How typical. He complains about us ignoring his evidence, as if he presented any.
It seems you are saying that we have to be able to tangibly verify the existence of something before we can believe it exists.
If you don't have anything that can be independently verified, then you don't have evidence. So please stop lying about having all of this copious evidence to back up your claims, okay? You don't have any, and you know it. All you have are "abstractions" and speculation. You're free to believe in your abstract "God" all you want, but if you want to convince rational, skeptical thinkers that he exists in some relevant way, you will have to provide real evidence.
You’ve already heard my answers to your other questions in the post. I see no reason to go on after this comment.

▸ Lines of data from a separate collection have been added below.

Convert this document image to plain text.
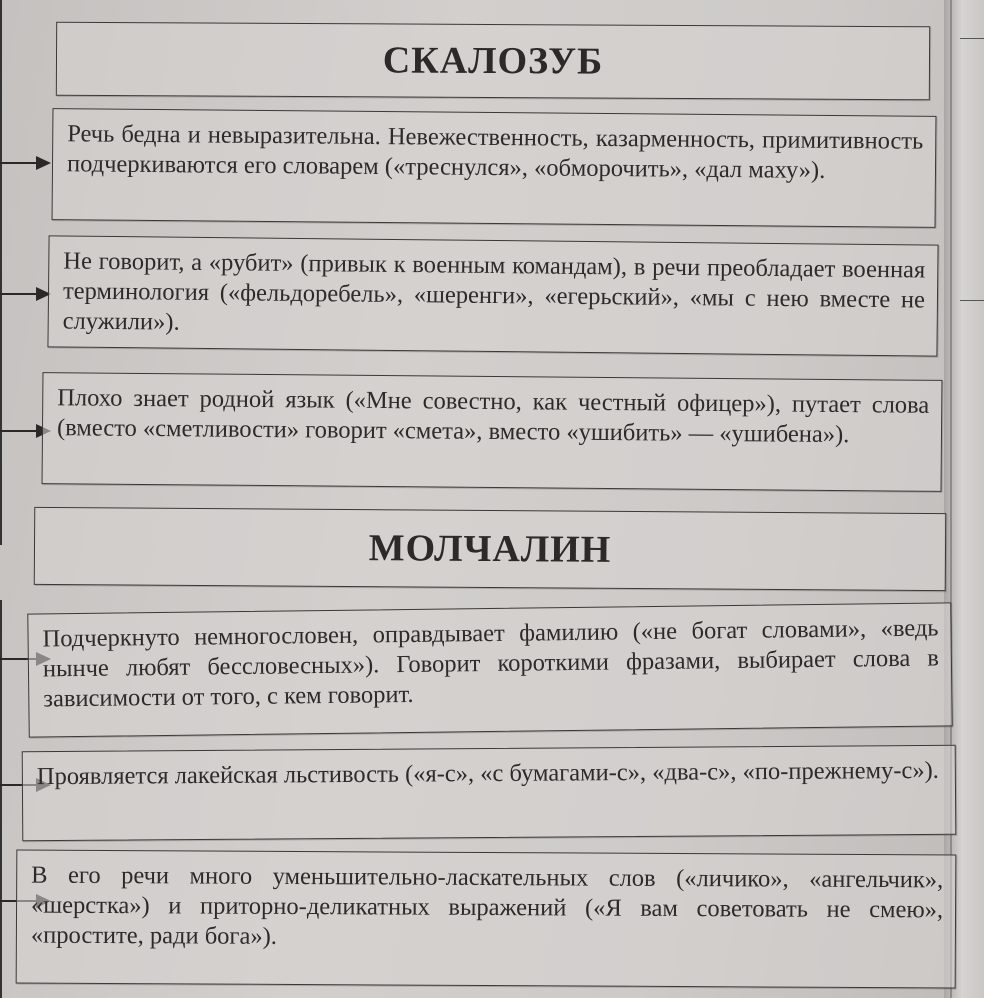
СКАЛОЗУБ

Речь бедна и невыразительна. Невежественность, казарменность, примитивность подчеркиваются его словарем («треснулся», «обморочить», «дал маху»).

Не говорит, а «рубит» (привык к военным командам), в речи преобладает военная терминология («фельдоребель», «шеренги», «егерьский», «мы с нею вместе не служили»).

Плохо знает родной язык («Мне совестно, как честный офицер»), путает слова (вместо «сметливости» говорит «смета», вместо «ушибить» — «ушибена»).

МОЛЧАЛИН

Подчеркнуто немногословен, оправдывает фамилию («не богат словами», «ведь нынче любят бессловесных»). Говорит короткими фразами, выбирает слова в зависимости от того, с кем говорит.

Проявляется лакейская льстивость («я-с», «с бумагами-с», «два-с», «по-прежнему-с»).

В его речи много уменьшительно-ласкательных слов («личико», «ангельчик», «шерстка») и приторно-деликатных выражений («Я вам советовать не смею», «простите, ради бога»).
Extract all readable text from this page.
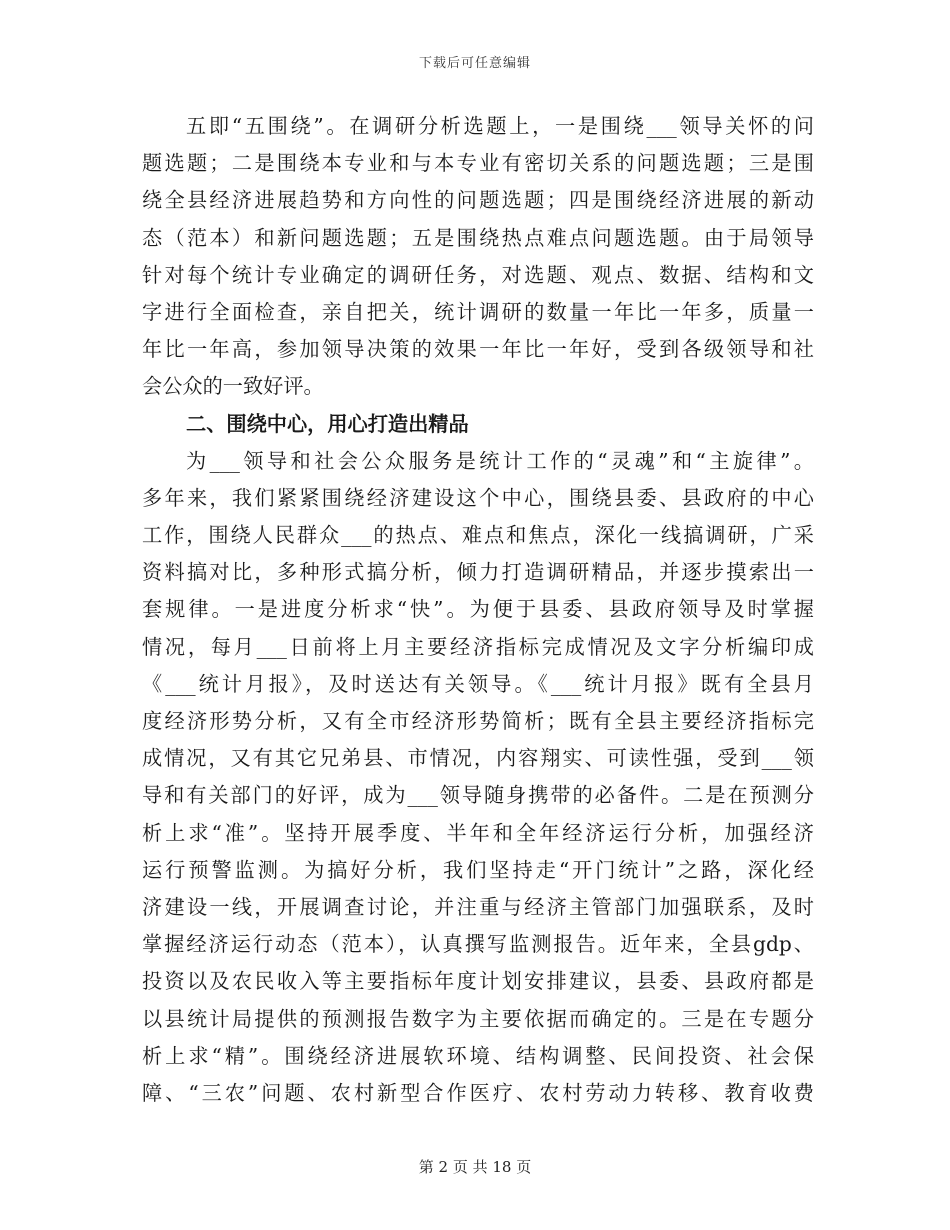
下载后可任意编辑
五即“五围绕”。在调研分析选题上，一是围绕___领导关怀的问
题选题；二是围绕本专业和与本专业有密切关系的问题选题；三是围
绕全县经济进展趋势和方向性的问题选题；四是围绕经济进展的新动
态（范本）和新问题选题；五是围绕热点难点问题选题。由于局领导
针对每个统计专业确定的调研任务，对选题、观点、数据、结构和文
字进行全面检查，亲自把关，统计调研的数量一年比一年多，质量一
年比一年高，参加领导决策的效果一年比一年好，受到各级领导和社
会公众的一致好评。
二、围绕中心，用心打造出精品
为___领导和社会公众服务是统计工作的“灵魂”和“主旋律”。
多年来，我们紧紧围绕经济建设这个中心，围绕县委、县政府的中心
工作，围绕人民群众___的热点、难点和焦点，深化一线搞调研，广采
资料搞对比，多种形式搞分析，倾力打造调研精品，并逐步摸索出一
套规律。一是进度分析求“快”。为便于县委、县政府领导及时掌握
情况，每月___日前将上月主要经济指标完成情况及文字分析编印成
《___统计月报》，及时送达有关领导。《___统计月报》既有全县月
度经济形势分析，又有全市经济形势简析；既有全县主要经济指标完
成情况，又有其它兄弟县、市情况，内容翔实、可读性强，受到___领
导和有关部门的好评，成为___领导随身携带的必备件。二是在预测分
析上求“准”。坚持开展季度、半年和全年经济运行分析，加强经济
运行预警监测。为搞好分析，我们坚持走“开门统计”之路，深化经
济建设一线，开展调查讨论，并注重与经济主管部门加强联系，及时
掌握经济运行动态（范本），认真撰写监测报告。近年来，全县gdp、
投资以及农民收入等主要指标年度计划安排建议，县委、县政府都是
以县统计局提供的预测报告数字为主要依据而确定的。三是在专题分
析上求“精”。围绕经济进展软环境、结构调整、民间投资、社会保
障、“三农”问题、农村新型合作医疗、农村劳动力转移、教育收费
第 2 页 共 18 页
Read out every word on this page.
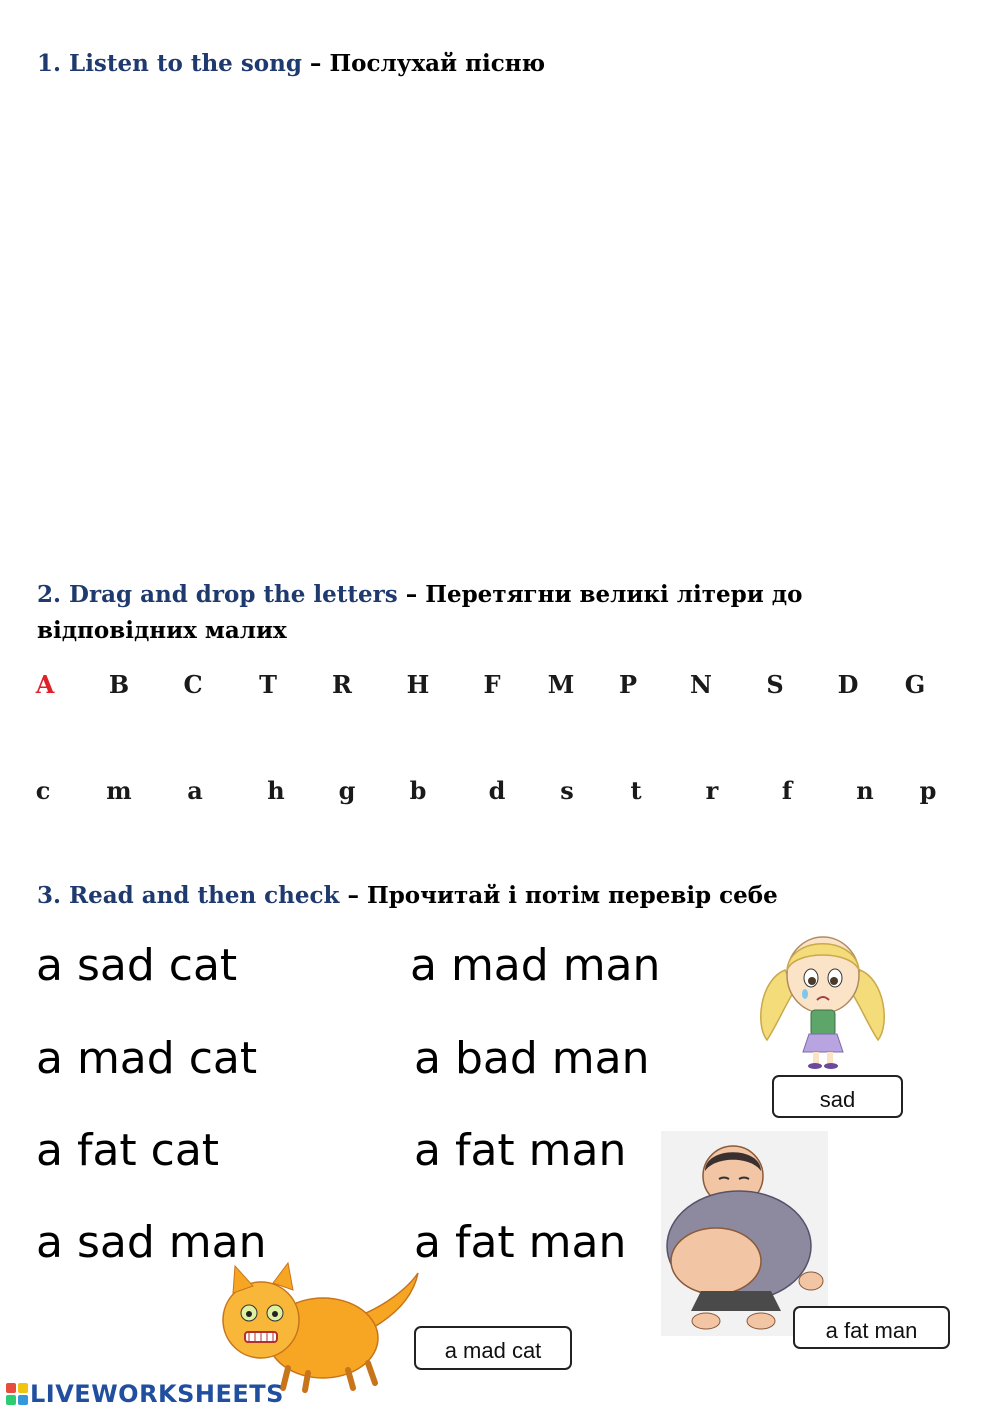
1. Listen to the song – Послухай пісню
2. Drag and drop the letters – Перетягни великі літери до
відповідних малих
A B C T R H F M P N S D G
c m a	h g b	d s t	r	f	n p
3. Read and then check – Прочитай і потім перевір себе
a sad cat
a mad cat
a fat cat
a sad man
a mad man
a bad man
a fat man
a fat man
sad
a fat man
a mad cat
LIVEWORKSHEETS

What a cowardly way to avoid Tracie's very pointed and relevant questions about how you reconcile God's alleged orders to commit mass infanticide, with your stated beliefs that the Bible is true and God is somehow moral. Please turn your brain back on long enough to address that one issue honestly. I want to know whether or not YOU, deep down, seriously believe that an entity who commands mass infanticide is morally just. And if not, I'd like to know how, exactly, you reconcile belief that the Bible is true with belief that God is moral.